Guerre et philosophie – Force

Mis en ligne le 25 Mar 2024

Guerre et philosophie - Force

La notion de force est centrale pour les armées, placées par essence face à sa mise en œuvre. Le papier s’interroge sur ce concept plurivoque, et aborde en particulier la question de la légitimité de son usage et des principes qui peuvent l’encadrer. L’autrice aborde donc le rôle de l’État, primordial pour définir le cadre de l’emploi de la force, une force qui soit légale et légitime aux yeux du politique comme à ceux des citoyens. Elle aborde également la relation qui s’instaure entre force et ruse comme entre ethos et stratégie.

Les opinions exprimées dans cet article n'engagent pas le CNAM.

Les références originales de cet article sont : Laura Moaté, « Guerre et philosophie_Force » Revue Défense Nationale, RDN n°867 Février 2024 lien vers l’article sur le site partenaire. Ce texte, ainsi que d’autres publications, peuvent être consultés sur le site de la Revue Défense Nationale.

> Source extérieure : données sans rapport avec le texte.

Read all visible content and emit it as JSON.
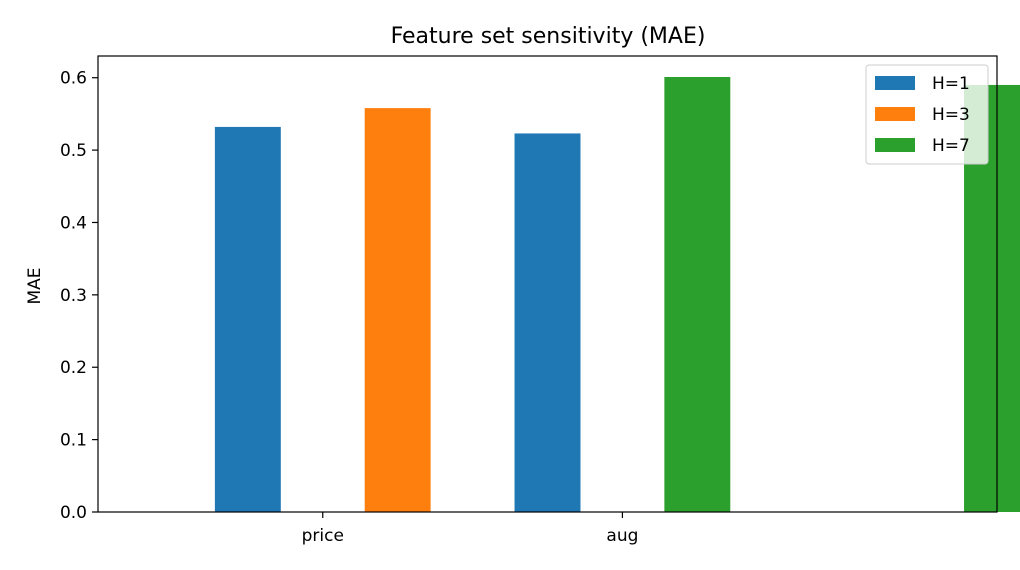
{
  "chart_data": {
    "type": "bar",
    "title": "Feature set sensitivity (MAE)",
    "xlabel": "",
    "ylabel": "MAE",
    "ylim": [
      0.0,
      0.63
    ],
    "yticks": [
      0.0,
      0.1,
      0.2,
      0.3,
      0.4,
      0.5,
      0.6
    ],
    "ytick_labels": [
      "0.0",
      "0.1",
      "0.2",
      "0.3",
      "0.4",
      "0.5",
      "0.6"
    ],
    "xlim": [
      -0.5,
      2.5
    ],
    "xticks": [
      0.25,
      1.25
    ],
    "xtick_labels": [
      "price",
      "aug"
    ],
    "grid": false,
    "legend_position": "top-right",
    "bar_width": 0.22,
    "series": [
      {
        "name": "H=1",
        "color": "#1f77b4",
        "x": [
          0.0,
          1.0
        ],
        "values": [
          0.532,
          0.523
        ]
      },
      {
        "name": "H=3",
        "color": "#ff7f0e",
        "x": [
          0.5
        ],
        "values": [
          0.558
        ]
      },
      {
        "name": "H=7",
        "color": "#2ca02c",
        "x": [
          1.5,
          2.5
        ],
        "values": [
          0.601,
          0.59
        ]
      }
    ]
  }
}
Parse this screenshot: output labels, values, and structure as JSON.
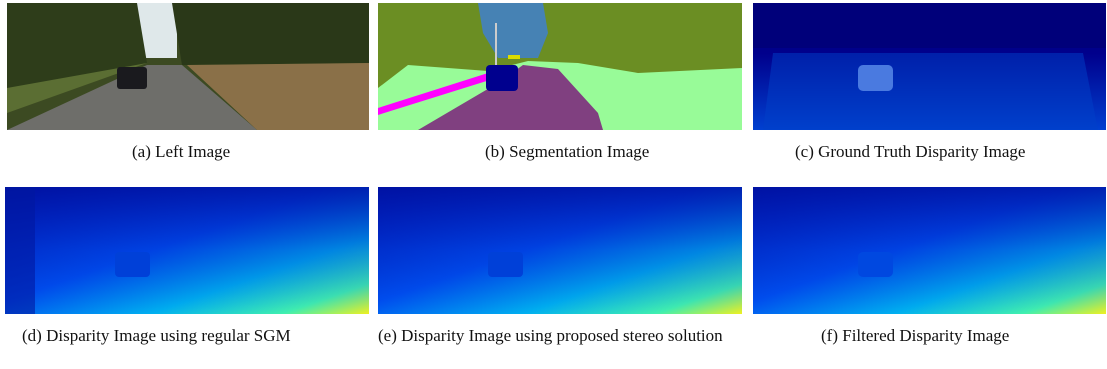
{
  "figure": {
    "captions": [
      "(a) Left Image",
      "(b) Segmentation Image",
      "(c) Ground Truth Disparity Image",
      "(d) Disparity Image using regular SGM",
      "(e) Disparity Image using proposed stereo solution",
      "(f) Filtered Disparity Image"
    ]
  }
}
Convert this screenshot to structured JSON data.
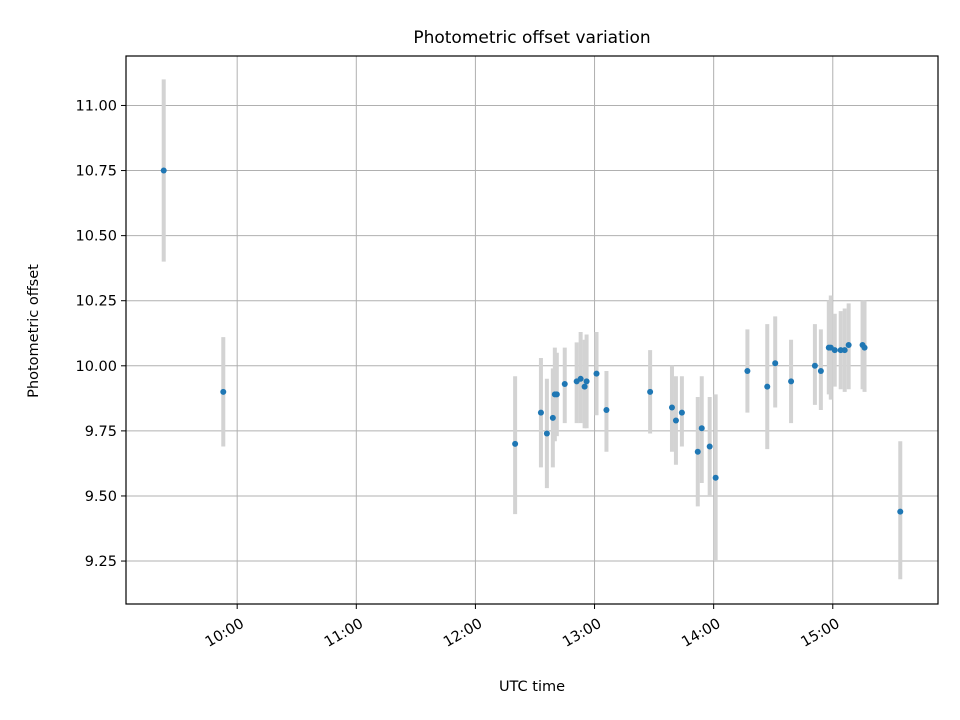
{
  "chart_data": {
    "type": "scatter",
    "title": "Photometric offset variation",
    "xlabel": "UTC time",
    "ylabel": "Photometric offset",
    "x_axis_type": "time",
    "xlim": [
      "09:04",
      "15:53"
    ],
    "ylim": [
      9.085,
      11.19
    ],
    "x_ticks": [
      "10:00",
      "11:00",
      "12:00",
      "13:00",
      "14:00",
      "15:00"
    ],
    "y_ticks": [
      9.25,
      9.5,
      9.75,
      10.0,
      10.25,
      10.5,
      10.75,
      11.0
    ],
    "y_tick_labels": [
      "9.25",
      "9.50",
      "9.75",
      "10.00",
      "10.25",
      "10.50",
      "10.75",
      "11.00"
    ],
    "grid": true,
    "legend": "none",
    "marker_color": "#1f77b4",
    "errorbar_color": "#d3d3d3",
    "points": [
      {
        "t": "09:23",
        "y": 10.75,
        "lo": 10.4,
        "hi": 11.1
      },
      {
        "t": "09:53",
        "y": 9.9,
        "lo": 9.69,
        "hi": 10.11
      },
      {
        "t": "12:20",
        "y": 9.7,
        "lo": 9.43,
        "hi": 9.96
      },
      {
        "t": "12:33",
        "y": 9.82,
        "lo": 9.61,
        "hi": 10.03
      },
      {
        "t": "12:36",
        "y": 9.74,
        "lo": 9.53,
        "hi": 9.95
      },
      {
        "t": "12:39",
        "y": 9.8,
        "lo": 9.61,
        "hi": 9.99
      },
      {
        "t": "12:40",
        "y": 9.89,
        "lo": 9.71,
        "hi": 10.07
      },
      {
        "t": "12:41",
        "y": 9.89,
        "lo": 9.73,
        "hi": 10.05
      },
      {
        "t": "12:45",
        "y": 9.93,
        "lo": 9.78,
        "hi": 10.07
      },
      {
        "t": "12:51",
        "y": 9.94,
        "lo": 9.78,
        "hi": 10.09
      },
      {
        "t": "12:53",
        "y": 9.95,
        "lo": 9.78,
        "hi": 10.13
      },
      {
        "t": "12:55",
        "y": 9.92,
        "lo": 9.76,
        "hi": 10.1
      },
      {
        "t": "12:56",
        "y": 9.94,
        "lo": 9.76,
        "hi": 10.12
      },
      {
        "t": "13:01",
        "y": 9.97,
        "lo": 9.81,
        "hi": 10.13
      },
      {
        "t": "13:06",
        "y": 9.83,
        "lo": 9.67,
        "hi": 9.98
      },
      {
        "t": "13:28",
        "y": 9.9,
        "lo": 9.74,
        "hi": 10.06
      },
      {
        "t": "13:39",
        "y": 9.84,
        "lo": 9.67,
        "hi": 10.0
      },
      {
        "t": "13:41",
        "y": 9.79,
        "lo": 9.62,
        "hi": 9.96
      },
      {
        "t": "13:44",
        "y": 9.82,
        "lo": 9.69,
        "hi": 9.96
      },
      {
        "t": "13:52",
        "y": 9.67,
        "lo": 9.46,
        "hi": 9.88
      },
      {
        "t": "13:54",
        "y": 9.76,
        "lo": 9.55,
        "hi": 9.96
      },
      {
        "t": "13:58",
        "y": 9.69,
        "lo": 9.5,
        "hi": 9.88
      },
      {
        "t": "14:01",
        "y": 9.57,
        "lo": 9.25,
        "hi": 9.89
      },
      {
        "t": "14:17",
        "y": 9.98,
        "lo": 9.82,
        "hi": 10.14
      },
      {
        "t": "14:27",
        "y": 9.92,
        "lo": 9.68,
        "hi": 10.16
      },
      {
        "t": "14:31",
        "y": 10.01,
        "lo": 9.84,
        "hi": 10.19
      },
      {
        "t": "14:39",
        "y": 9.94,
        "lo": 9.78,
        "hi": 10.1
      },
      {
        "t": "14:51",
        "y": 10.0,
        "lo": 9.85,
        "hi": 10.16
      },
      {
        "t": "14:54",
        "y": 9.98,
        "lo": 9.83,
        "hi": 10.14
      },
      {
        "t": "14:58",
        "y": 10.07,
        "lo": 9.89,
        "hi": 10.25
      },
      {
        "t": "14:59",
        "y": 10.07,
        "lo": 9.87,
        "hi": 10.27
      },
      {
        "t": "15:01",
        "y": 10.06,
        "lo": 9.92,
        "hi": 10.2
      },
      {
        "t": "15:04",
        "y": 10.06,
        "lo": 9.91,
        "hi": 10.21
      },
      {
        "t": "15:06",
        "y": 10.06,
        "lo": 9.9,
        "hi": 10.22
      },
      {
        "t": "15:08",
        "y": 10.08,
        "lo": 9.91,
        "hi": 10.24
      },
      {
        "t": "15:15",
        "y": 10.08,
        "lo": 9.91,
        "hi": 10.25
      },
      {
        "t": "15:16",
        "y": 10.07,
        "lo": 9.9,
        "hi": 10.25
      },
      {
        "t": "15:34",
        "y": 9.44,
        "lo": 9.18,
        "hi": 9.71
      }
    ]
  }
}
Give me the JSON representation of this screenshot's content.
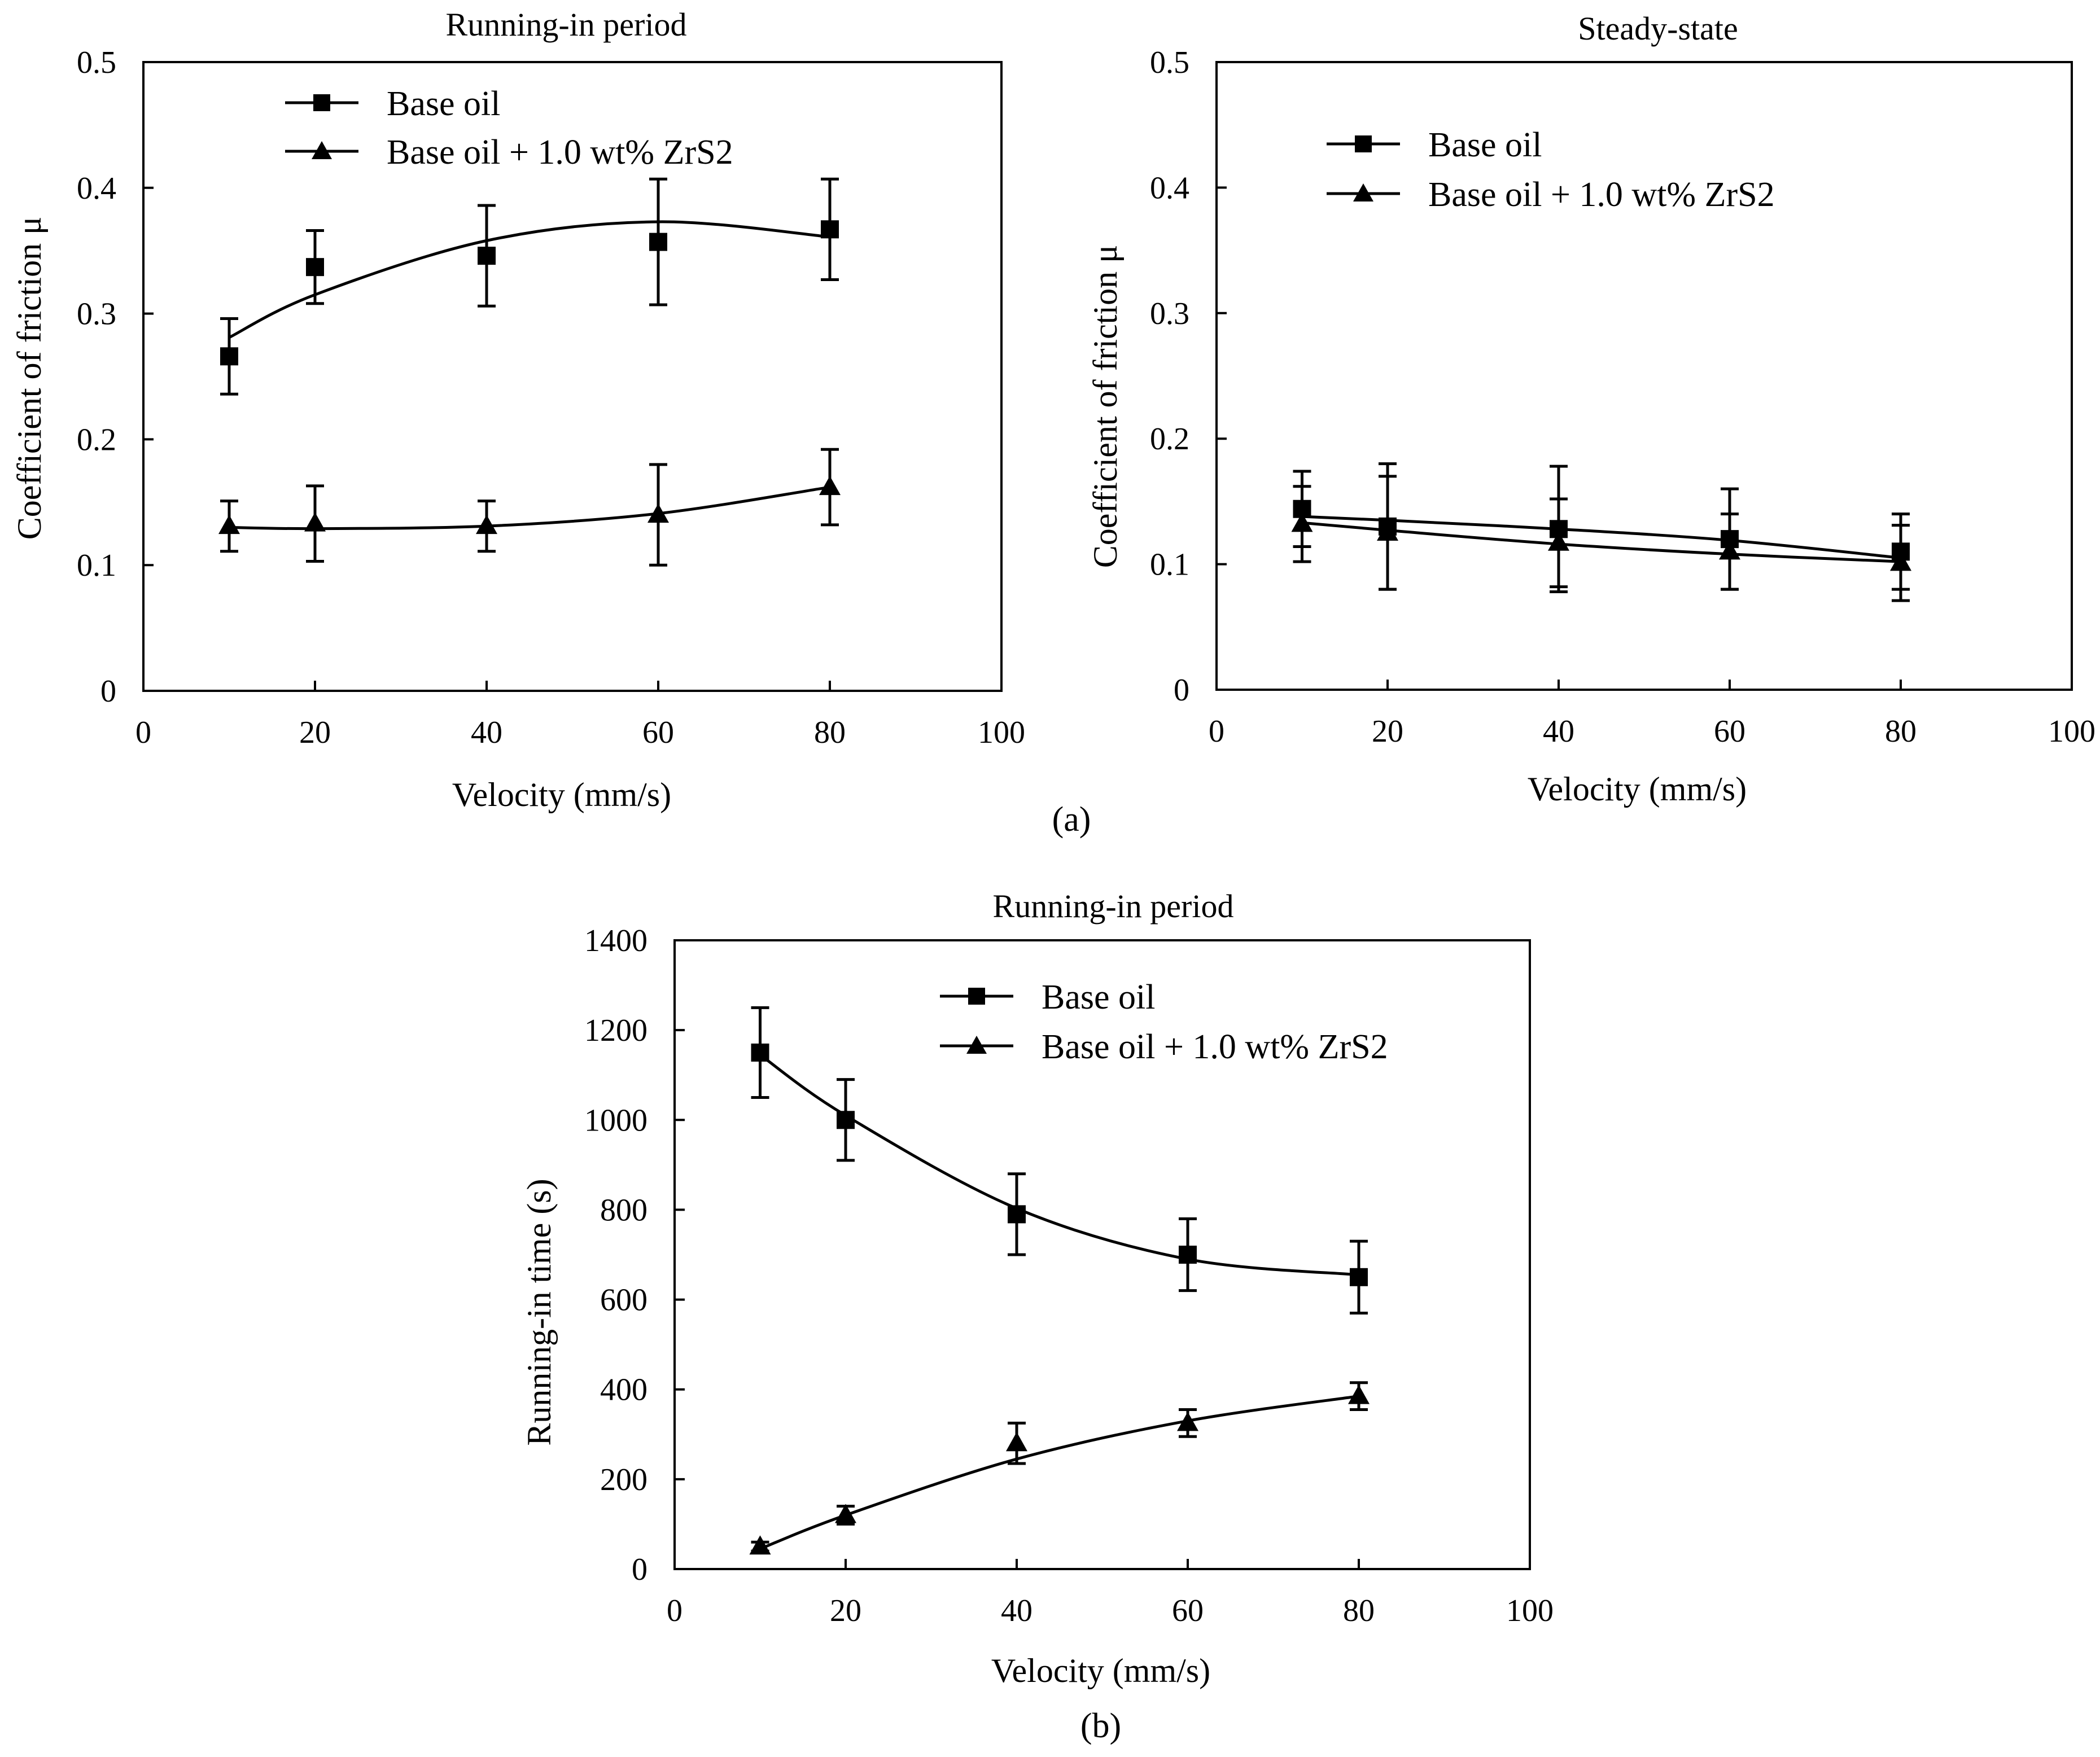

Ne serait-ce que par sa dénomination comme « force armée », le corps militaire se trouve d’emblée placé sous l’égide de ce concept difficile parce qu’immédiatement plurivoque. Dès son expression latine, il recouvre des faits qui, s’ils connotent tous l’idée de puissance, sont normativement forts différents les uns des autres. L’on utilisera le terme de « vis », traduit par force, pour désigner aussi bien les propriétés essentielles qu’une chose (celles qui lui permettent d’agir), que l’autorité d’un être, sa puissance physique ou encore la violence qu’il exerce. Cette même ambivalence se retrouve dans l’adjectif « viril » qualité que l’on désigne comme étant celle du sexe « fort » parce que détenteur de la vis. Par ailleurs, le terme latin qui donne le français « fort » est l’adjectif « fors, fortis » qui connote aussi bien la vigueur physique que la détermination morale. Il se trouve de ce fait lié au courage et revient, en un sens large, à l’idée générale de fermeté dans l’usage des puissances du corps et de l’esprit.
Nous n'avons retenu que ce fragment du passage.